Davutoğlu, bu tür durumlarda önemli olan şeyin, ekonominin, ekonomik istikrarda kalıcılığı temin edecek şekilde genel dengelerini muhafaza etmek ve herhangi bir kriz işareti görüldüğünde ön alıcı biçimde bu krize karşı tedbir almak, kriz yaygınlaşıp, yoğunlaştığı zaman alınabilecek ek tedbirleri planlamak ve normalleşme süreci döneminde de ülkenin ekonomik dengelerinin kriz sonrası döneme hazırlanmasını sağlamak olduğunu dile getirdi.
Rusya'daki çalkantının ardından Ruble'nin bir günde yüzde 12, ertesi gün yüzde 10 değer kaybettiğini anımsatan Davutoğlu, Rusya gibi bir ülkedeki böylesi bir dalgalanmanın bütün dünya ekonomilerini etkilediğini belirtti.
"Etkin politika aracı geliştirdik"
Türkiye'de de doların TL karşısında yüzde 3 değer kazandığına dikkati çeken Davutoğlu, şöyle devam etti:
"Ama Türkiye ekonomisi, başka ekonomilerle kıyas edildiğinde, finansal sisteminin sağlam yapısı dolayısıyla herhangi bir şok etkisi yaşamadan bunu atlatabildi. Neden? Çünkü Başbakan Yardımcımızla (Ali Babacan), Merkez Bankamızla, ilgili bakanlarımızla... Alınabilecek tedbirleri gözden geçirdik. İlk tedbirlerden biri olarak da üçlü protokolün devreye sokularak enerji ödemelerinin Merkez Bankası ve Hazine'nin sağladığı kaynak üzerinden yapılmasıyla genel dengeleri etkilemeyen ama etkin bir politika aracı geliştirdik."

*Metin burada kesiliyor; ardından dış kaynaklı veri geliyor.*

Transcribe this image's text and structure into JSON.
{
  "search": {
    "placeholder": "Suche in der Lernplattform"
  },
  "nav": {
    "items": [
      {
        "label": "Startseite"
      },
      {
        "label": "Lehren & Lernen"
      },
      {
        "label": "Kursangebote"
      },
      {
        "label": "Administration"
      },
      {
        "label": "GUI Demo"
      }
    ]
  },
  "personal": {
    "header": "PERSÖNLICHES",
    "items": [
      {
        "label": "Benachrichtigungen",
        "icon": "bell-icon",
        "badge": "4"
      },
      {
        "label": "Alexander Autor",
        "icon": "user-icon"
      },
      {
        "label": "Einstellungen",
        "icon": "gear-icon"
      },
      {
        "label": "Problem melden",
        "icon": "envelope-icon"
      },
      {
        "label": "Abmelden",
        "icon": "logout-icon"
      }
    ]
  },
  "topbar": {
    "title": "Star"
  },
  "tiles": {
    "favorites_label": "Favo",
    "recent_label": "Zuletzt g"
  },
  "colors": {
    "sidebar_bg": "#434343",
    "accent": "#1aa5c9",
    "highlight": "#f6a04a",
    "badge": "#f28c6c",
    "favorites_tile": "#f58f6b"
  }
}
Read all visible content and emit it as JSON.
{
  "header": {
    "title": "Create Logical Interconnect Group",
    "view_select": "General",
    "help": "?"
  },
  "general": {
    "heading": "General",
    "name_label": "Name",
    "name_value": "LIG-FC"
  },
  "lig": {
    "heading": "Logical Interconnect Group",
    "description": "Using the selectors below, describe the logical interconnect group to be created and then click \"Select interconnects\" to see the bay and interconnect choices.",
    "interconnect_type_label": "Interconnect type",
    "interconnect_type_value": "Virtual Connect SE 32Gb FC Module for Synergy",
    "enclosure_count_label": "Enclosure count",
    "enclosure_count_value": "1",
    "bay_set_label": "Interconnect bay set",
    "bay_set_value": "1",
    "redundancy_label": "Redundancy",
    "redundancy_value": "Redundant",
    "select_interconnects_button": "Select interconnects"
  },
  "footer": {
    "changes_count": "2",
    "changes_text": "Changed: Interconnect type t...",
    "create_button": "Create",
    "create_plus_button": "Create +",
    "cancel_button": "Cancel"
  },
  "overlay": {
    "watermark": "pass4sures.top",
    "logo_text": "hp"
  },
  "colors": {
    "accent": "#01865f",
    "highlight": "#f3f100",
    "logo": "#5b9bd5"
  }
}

Daha sonra TL'nin dolar karşısında belli bir dengeye oturduğunu anlatan Davutoğlu, bu durumun hem kısa süreli ani şoklar karşısında Türkiye'nin finansal sisteminin gücünü hem ekonomi yönetiminin hemen tedbir alabileceğini hem de normalleşme dönemine geçiş aşamasında kontrollü bir geçişin sağlanabileceğini ortaya koyduğunu dile getiren Davutoğlu, bu anlamda bir sıkıntı görmediklerini söyledi.
Olabilecek değişimlerin modelleme çalışmalarını Kalkınma Bakanlığının yaptığını belirten Davutoğlu, "Fakat reel sektörle ilgili... Reel sektörün dış borcu zaten uzun vadeli. Burada kısa dönemde herhangi bir risk görmüyoruz" dedi.
"Türk ekonomisinin sağlamlığı konusunda tereddüt olmamalı"
Reel sektörün dış borcunun milli gelire oranının yüzde 15,7 gibi makul bir düzeyde bulunduğunun altını çizen Davutoğlu, borcun yüzde 80'den fazlasının orta ve uzun vadeli olduğunu, dolayısıyla kısa vadeli krizler sonucu ortaya çıkacak şoklardan hemen etkilenecek bir yapıda olmadığını kaydetti.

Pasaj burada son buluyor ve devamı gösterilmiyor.